Food is just food. Not good or bad. Lose the guilt if you don’t eat as cleanly one day as the day before. It doesn’t need to lead to a spiral effect of negativity and a complete unraveling of your diet. Again, it’s just like forgetting to brush your teeth or to put on deodorant one day. It doesn’t need to lead to a month of stinky armpits.
3. Chew Your Food More
This sounds like a silly one but believe it or not chewing your food 15-30 times per bite not only helps you slow down and become more aware when you’re full, it actually helps your digestion and absorption, which ultimately helps your metabolism speed up.

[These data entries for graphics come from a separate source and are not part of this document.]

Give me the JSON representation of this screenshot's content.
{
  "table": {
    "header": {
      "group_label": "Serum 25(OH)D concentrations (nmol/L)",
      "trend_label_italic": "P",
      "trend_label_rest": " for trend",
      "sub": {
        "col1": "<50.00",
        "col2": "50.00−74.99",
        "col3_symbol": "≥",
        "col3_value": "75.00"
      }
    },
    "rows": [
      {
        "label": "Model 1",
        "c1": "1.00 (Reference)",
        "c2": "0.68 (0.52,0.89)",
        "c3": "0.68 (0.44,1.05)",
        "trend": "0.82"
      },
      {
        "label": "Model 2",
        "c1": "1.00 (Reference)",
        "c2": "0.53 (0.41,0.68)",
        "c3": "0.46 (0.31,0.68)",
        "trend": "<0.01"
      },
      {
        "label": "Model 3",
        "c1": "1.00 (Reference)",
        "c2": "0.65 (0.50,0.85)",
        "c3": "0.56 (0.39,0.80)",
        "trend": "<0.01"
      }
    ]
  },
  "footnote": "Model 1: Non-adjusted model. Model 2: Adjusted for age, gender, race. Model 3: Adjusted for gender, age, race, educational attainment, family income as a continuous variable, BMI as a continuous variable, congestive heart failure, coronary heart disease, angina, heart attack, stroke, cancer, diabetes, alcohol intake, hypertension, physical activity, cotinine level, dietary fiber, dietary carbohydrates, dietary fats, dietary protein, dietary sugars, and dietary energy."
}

A study from the University of California Davis found that when people chewed almonds longer, they were absorbed faster by the body. Meanwhile, another study found that chewing more led to weight loss and an increase in energy, because when people chewed more, they ingested 12 percent fewer calories. (The researchers think it’s because more chewing alters hormone levels (ghrelin and cholecystokinin). Pretty fascinating.
Remember:
- Step 1: Choose your first habit to change. When it becomes second nature, add a second habit.
- Step 2: Expect to screw up sometimes. When you do, let it go and get back to the habit changes.
- Step 3: Chew, chew, chew.
Keep in mind that food is merely food. Consistency is key and a less than perfect meal doesn’t have to disrupt the whole apple cart.